Si fuéramos un país justo, ese dinero debería salir de los bienes confiscados y rematados de la camarilla que sostuvo al tirano de 1954 a 1989. No, ni en eso somos justos, y ese es nuestro problema.
Somos un país profundamente inequitativo, donde el poder sigue siendo básicamente autoritario. Cambiaron algunas formas, pero la mentalidad del que manda no es la del servicio, sino la imposición, el abuso, el matonismo y la injusticia. Consideran que si no lo ejercen de esa manera es como si en realidad no tuvieran poder. Si la democracia no se transforma de manera profunda y pasa de las formas ritualistas de unos comicios convencionales a algo que vive y se encarna en el respeto a las normas, instituciones públicas al servicio de la gente, salarios adecuados a la realidad del país no aumentará el número de sus adherentes y, por el contrario, los que facturan con ella ocasionalmente serán las primeras víctimas cuando se vaya la malquerida.

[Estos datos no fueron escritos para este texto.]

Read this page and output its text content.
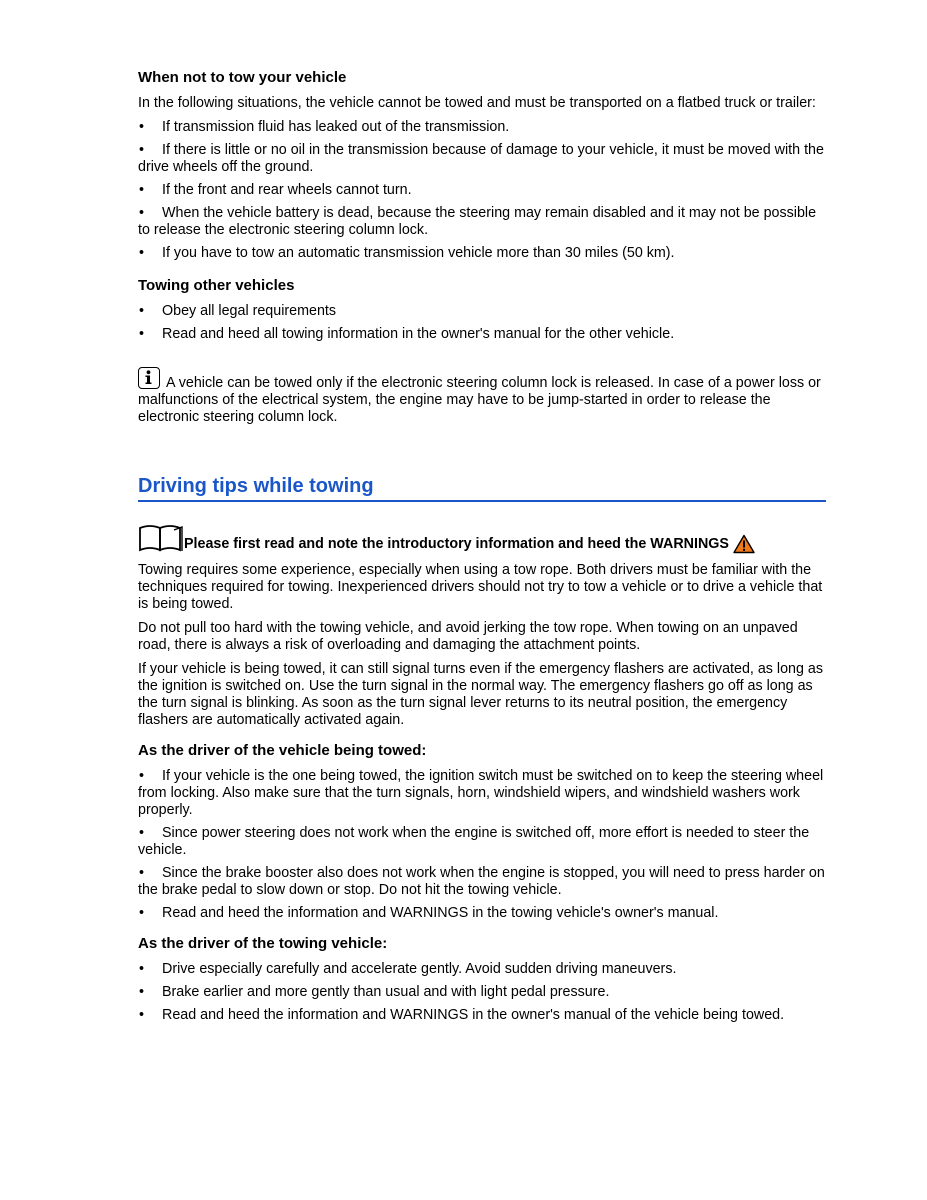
When not to tow your vehicle

In the following situations, the vehicle cannot be towed and must be transported on a flatbed truck or trailer:

• If transmission fluid has leaked out of the transmission.
• If there is little or no oil in the transmission because of damage to your vehicle, it must be moved with the drive wheels off the ground.
• If the front and rear wheels cannot turn.
• When the vehicle battery is dead, because the steering may remain disabled and it may not be possible to release the electronic steering column lock.
• If you have to tow an automatic transmission vehicle more than 30 miles (50 km).
Towing other vehicles
• Obey all legal requirements
• Read and heed all towing information in the owner's manual for the other vehicle.
A vehicle can be towed only if the electronic steering column lock is released. In case of a power loss or malfunctions of the electrical system, the engine may have to be jump-started in order to release the electronic steering column lock.
Driving tips while towing
Please first read and note the introductory information and heed the WARNINGS

Towing requires some experience, especially when using a tow rope. Both drivers must be familiar with the techniques required for towing. Inexperienced drivers should not try to tow a vehicle or to drive a vehicle that is being towed.

Do not pull too hard with the towing vehicle, and avoid jerking the tow rope. When towing on an unpaved road, there is always a risk of overloading and damaging the attachment points.

If your vehicle is being towed, it can still signal turns even if the emergency flashers are activated, as long as the ignition is switched on. Use the turn signal in the normal way. The emergency flashers go off as long as the turn signal is blinking. As soon as the turn signal lever returns to its neutral position, the emergency flashers are automatically activated again.

As the driver of the vehicle being towed:
• If your vehicle is the one being towed, the ignition switch must be switched on to keep the steering wheel from locking. Also make sure that the turn signals, horn, windshield wipers, and windshield washers work properly.
• Since power steering does not work when the engine is switched off, more effort is needed to steer the vehicle.
• Since the brake booster also does not work when the engine is stopped, you will need to press harder on the brake pedal to slow down or stop. Do not hit the towing vehicle.
• Read and heed the information and WARNINGS in the towing vehicle's owner's manual.
As the driver of the towing vehicle:
• Drive especially carefully and accelerate gently. Avoid sudden driving maneuvers.
• Brake earlier and more gently than usual and with light pedal pressure.
• Read and heed the information and WARNINGS in the owner's manual of the vehicle being towed.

Ninguno, desde el presidente hasta el último de los funcionarios, tiene conciencia del evangelio democrático. No creen en la transparencia, la eficacia de gestión, la responsabilidad de los cargos y menos aún les importan los compromisos con las urgencias ciudadanas. Viven del boato del poder que tiene en el abuso y la corrupción su atuendo ante sus mandantes. Tenemos una democracia de fachada, pero con una concepción prefeudal. Los nobles, los cortesanos y la gleba conviven en un país que por el camino que desanda, puede llegar a perder su soberanía en manos de criminales o mafiosos que lo han tomado como rehén. La malquerida democracia paraguaya no es sostenible por mucho tiempo en este estado de cosas. No da más continuar en este sendero y cuatro años a este paso se vuelve una agonía.
Una inseguridad rampante que tiene cómplices en el propio aparato del Estado que debiera repelarla, una cárcel convertida en universidad del crimen, unos policías que se asustan y tiemblan cuando matan a uno de los suyos, pero no les parece absolutamente ilegal cobrar por dar aquello que están mandados a dar de manera gratuita y, por supuesto, con una Justicia absolutamente imprevisible y venal en sus fallos. Esta es la combinación perfecta para mantener a la malquerida en la senda de su ocaso.
Entre el reality de los informativos llenos de sangre, de miedo, y la supervivencia ciudadana cotidiana sigue el desgaste de una democracia de privilegios, inequidades y angustias. Nos debemos los paraguayos un mejor destino. Nuestra vecina Argentina es un buen ejemplo en donde podemos terminar. Ese país donde viven casi dos millones de los nuestros se declaró en emergencia alimentaria. Aquí se incendia el país y los que deberían apagarlo creen que el fuego no los alcanzará. Cuando se vaya la malquerida todos lamentaremos no haberla sostenido con nuestro esfuerzo, responsabilidad y, por sobre todo, decencia. Solo que será tarde para cuando eso.